# Applying Jacobi–Anger expansion with fourier series

I am looking at a paper that has the following expression

$$J_\mu = J \exp[i \alpha \sin(\omega t-\phi_\mu)]\exp[-i \omega t]$$ It then says "parameters whose Fourier series read" $$J_\mu(t)=\sum_{s=-\infty}^\infty\mathscr{J}_{1+s}(\alpha)e^{-i (1+s)\phi_\mu}e^{is \omega t}$$

I am failing to see where this comes from. In order to get the bessel functions, do I have to compute the coefficients of the fourier series using orthogonality?

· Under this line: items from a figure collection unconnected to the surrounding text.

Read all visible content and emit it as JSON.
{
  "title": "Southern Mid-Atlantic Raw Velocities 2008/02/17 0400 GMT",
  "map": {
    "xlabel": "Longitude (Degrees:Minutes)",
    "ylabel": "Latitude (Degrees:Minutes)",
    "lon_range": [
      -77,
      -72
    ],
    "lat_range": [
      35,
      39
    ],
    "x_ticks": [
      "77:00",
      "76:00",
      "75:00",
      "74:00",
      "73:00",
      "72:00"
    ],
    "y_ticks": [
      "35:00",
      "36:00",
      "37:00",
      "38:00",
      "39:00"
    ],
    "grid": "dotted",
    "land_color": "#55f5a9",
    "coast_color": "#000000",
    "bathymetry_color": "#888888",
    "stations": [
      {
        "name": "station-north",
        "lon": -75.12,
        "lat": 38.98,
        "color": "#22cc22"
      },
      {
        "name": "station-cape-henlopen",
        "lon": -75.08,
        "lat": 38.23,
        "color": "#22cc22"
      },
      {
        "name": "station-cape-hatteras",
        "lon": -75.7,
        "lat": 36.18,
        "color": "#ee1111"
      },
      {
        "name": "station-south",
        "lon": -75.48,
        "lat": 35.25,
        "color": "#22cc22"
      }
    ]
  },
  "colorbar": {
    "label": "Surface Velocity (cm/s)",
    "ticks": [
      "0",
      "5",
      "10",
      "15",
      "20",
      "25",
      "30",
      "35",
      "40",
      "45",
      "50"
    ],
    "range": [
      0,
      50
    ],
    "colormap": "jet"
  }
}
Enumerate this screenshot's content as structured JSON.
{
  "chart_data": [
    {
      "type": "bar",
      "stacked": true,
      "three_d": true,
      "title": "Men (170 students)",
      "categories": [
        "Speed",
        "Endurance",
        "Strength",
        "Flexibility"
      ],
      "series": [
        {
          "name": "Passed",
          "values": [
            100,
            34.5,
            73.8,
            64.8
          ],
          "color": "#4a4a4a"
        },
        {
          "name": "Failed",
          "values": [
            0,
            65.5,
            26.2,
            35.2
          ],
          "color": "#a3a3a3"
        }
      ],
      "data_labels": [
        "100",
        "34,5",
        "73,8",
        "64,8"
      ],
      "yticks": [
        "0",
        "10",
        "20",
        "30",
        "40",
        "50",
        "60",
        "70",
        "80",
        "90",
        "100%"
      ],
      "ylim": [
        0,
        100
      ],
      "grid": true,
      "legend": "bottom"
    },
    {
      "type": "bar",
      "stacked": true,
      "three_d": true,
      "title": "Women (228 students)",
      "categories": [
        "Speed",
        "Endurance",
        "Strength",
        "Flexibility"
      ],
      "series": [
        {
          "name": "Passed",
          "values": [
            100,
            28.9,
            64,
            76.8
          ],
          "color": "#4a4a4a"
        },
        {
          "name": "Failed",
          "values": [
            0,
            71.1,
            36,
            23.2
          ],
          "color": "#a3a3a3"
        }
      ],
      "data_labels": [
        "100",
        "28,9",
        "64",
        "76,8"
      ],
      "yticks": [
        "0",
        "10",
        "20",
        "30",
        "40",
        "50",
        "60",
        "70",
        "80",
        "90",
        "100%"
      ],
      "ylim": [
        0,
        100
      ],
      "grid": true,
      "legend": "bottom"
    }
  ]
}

From the generating function for the Bessel functions $$e^{\frac{1}{2}z(t-t^{-1})}=\sum_{m=-\infty}^{\infty}t^{m}J_{m}\left(z\right)$$ with $z=\alpha$ and $t=\exp\left[ i\left( \omega t-\phi_\mu \right) \right]$ one obtains $$\exp[i \alpha \sin(\omega t-\phi_\mu)]=\sum_m \exp\left[ im\left( \omega t-\phi_\mu \right) \right]$$ \begin{align} J_\mu &= J \exp[i \alpha \sin(\omega t-\phi_\mu)]\exp[-i \omega t]\\ &=J\sum_m J_m(\alpha)\exp\left[ im\left( \omega t-\phi_\mu \right) \right]e^{-i\omega t}\\ &=J\sum_mJ_m(\alpha) \exp\left( i(m-1) \omega t \right)e^{-im\phi_\mu}\\ &=J\sum_sJ_{s+1}(\alpha) e^{-i(s+1)\phi_\mu }e^{is \omega t} \end{align} as expected.